Harnessing Context Incongruity for Sarcasm Detection (Joshi et al 2015)

Gist

  • The key part of this paper is that incongruity e.g. clashes in sentiment are central to the detection of sarcasm
  • "It must be noted that our system only handles incongruity between the text and common world knowledge (i.e. the knowledge that 'being stranded' is an undesirable situation and, hence, 'Being stranded in traffic is the best way to start my week' is a sarcastic statement)." (p 758)
  • "This leaves out an example like 'Wow! You are so punctual' which may be sarcastic depending on situational context" (p 758)
  • Explicit Incongruity is where there are polarity signifying words that make the clash in sentiment apparent
  • Implicit incongruity is where there are phrases that imply a particular sentiment conventionally. These are the ones that seem the most interesting to see how they deal with them.

Dataset

Primarily focused on tweets.

  • Tweet-A (5208 Tweets, 4170 sarcastic) Downloaded by looking for certain hash tags (#sarcasm, #sarcastic adn #notsarcastic) and then did a rough quality control check to make sure that they made sense, removing wrongly labeled examples.

  • Tweet-B (2278 tweets, 506 sarcastic) manually labeled for Riloff et.al 2013. I suspect what they're doing here is trying to balance the class distributions for this since predicting sarcastic tweets using the Tweet-B dataset would be quite difficult.

Discussion board datasets

  • Discussion-A (1502 discussion board posts, 752 sarcastic). Obtained from the Internet Argument Corpus (Walker et al. 2012). Manually annotated,. 752 sarc and non-sarc posts are selected randomly.

ML System

Detecting incongeruity

  • Identifying phrases with implicity sentiment
  • Obtained using algorithm given in Riloff et al. (2013) but extract both possible polarities for both nouns and verbs
  • Keeping subsumed phrases "(i.e. `being ignored' subsumes 'being ignored by a friend')"
  • Riloff et al. 2013 used these phrase as part of rules while this approach is a ML approach that uses them as features.

Features

  • Unigrams
  • Number of capital letters
  • Number of emoticons and lol's
  • Number of Punctuation marks
  • Boolean feature indicating whether implicitly incongruous phrases were extracted.
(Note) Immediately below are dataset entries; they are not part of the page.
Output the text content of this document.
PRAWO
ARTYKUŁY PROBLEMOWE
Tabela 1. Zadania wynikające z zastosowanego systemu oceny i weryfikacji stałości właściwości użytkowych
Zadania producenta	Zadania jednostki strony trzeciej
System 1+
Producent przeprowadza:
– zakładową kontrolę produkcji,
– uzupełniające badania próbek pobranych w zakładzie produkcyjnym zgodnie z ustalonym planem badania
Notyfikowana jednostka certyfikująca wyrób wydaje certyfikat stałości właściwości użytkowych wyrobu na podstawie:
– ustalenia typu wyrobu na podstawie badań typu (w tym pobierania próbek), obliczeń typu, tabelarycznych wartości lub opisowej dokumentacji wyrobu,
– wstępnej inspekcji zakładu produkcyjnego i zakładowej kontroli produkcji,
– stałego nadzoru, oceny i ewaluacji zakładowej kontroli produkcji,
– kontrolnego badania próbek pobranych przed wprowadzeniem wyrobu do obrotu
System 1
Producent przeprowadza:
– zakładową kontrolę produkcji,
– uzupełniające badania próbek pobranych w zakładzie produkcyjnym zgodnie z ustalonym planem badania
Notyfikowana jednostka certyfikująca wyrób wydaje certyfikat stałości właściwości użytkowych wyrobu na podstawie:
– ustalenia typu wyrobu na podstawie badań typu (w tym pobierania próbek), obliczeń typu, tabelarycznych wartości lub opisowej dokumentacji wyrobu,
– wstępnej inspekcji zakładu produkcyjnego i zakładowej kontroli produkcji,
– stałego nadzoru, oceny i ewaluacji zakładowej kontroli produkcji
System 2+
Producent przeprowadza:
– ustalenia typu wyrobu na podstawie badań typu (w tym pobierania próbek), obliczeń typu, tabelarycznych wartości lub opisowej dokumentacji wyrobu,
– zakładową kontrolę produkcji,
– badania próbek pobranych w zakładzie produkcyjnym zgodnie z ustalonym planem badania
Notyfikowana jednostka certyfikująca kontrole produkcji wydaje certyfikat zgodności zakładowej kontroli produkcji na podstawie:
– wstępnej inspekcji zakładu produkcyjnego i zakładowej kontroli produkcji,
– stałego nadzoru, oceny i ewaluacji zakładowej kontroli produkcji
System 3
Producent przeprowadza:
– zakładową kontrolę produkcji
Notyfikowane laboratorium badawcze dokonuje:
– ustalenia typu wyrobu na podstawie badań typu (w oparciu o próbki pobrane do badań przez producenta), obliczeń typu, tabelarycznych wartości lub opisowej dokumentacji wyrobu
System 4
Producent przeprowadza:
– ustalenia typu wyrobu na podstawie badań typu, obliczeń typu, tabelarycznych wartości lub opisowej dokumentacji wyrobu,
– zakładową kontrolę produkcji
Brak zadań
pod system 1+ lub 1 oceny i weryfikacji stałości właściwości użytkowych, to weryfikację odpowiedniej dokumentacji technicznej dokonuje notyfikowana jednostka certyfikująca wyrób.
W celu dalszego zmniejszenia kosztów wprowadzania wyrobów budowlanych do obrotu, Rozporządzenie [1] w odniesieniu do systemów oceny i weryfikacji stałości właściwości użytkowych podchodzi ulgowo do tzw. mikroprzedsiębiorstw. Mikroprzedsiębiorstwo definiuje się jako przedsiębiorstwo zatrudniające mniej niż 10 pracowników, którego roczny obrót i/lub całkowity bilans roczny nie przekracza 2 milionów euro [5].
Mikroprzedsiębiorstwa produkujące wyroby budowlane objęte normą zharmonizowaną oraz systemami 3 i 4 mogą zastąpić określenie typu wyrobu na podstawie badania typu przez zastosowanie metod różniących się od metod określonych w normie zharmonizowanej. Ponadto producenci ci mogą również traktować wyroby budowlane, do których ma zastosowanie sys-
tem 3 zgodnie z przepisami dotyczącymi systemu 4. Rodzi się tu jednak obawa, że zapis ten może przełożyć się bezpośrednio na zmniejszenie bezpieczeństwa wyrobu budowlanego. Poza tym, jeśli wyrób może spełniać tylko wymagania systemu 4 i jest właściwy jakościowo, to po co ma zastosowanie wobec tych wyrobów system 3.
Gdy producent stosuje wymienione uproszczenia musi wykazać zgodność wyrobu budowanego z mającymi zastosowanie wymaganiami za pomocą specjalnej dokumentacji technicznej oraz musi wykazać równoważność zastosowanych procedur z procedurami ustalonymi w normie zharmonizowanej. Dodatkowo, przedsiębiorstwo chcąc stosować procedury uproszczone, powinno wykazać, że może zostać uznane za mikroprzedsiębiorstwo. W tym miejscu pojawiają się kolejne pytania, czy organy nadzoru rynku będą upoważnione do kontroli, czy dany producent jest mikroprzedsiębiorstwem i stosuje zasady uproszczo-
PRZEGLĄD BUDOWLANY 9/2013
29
Explicit Incongruity features

"""

  • Number of times a word is followed by a word of opposing polarity
  • Length of largest series of words with polarity unchanged
  • Number of positive words
  • Number of negative words
  • Polarity of tweet based on words present """

Analysis

  • Ran into errors with subjective things (Maybe this would be resolved if they wre able to look more closely at a user's history)
  • Errors when there was incongruity but it was not within the text
  • Incongruity due to numbers causes errors, here's the example they provide "going in to work for 2 hours was totally worth the 35 minute drive"
  • Pieces of sarcastic text embedded in a larger non-sarcastic text were harder to identify.
  • Politeness of sarcasm introduced difficulties.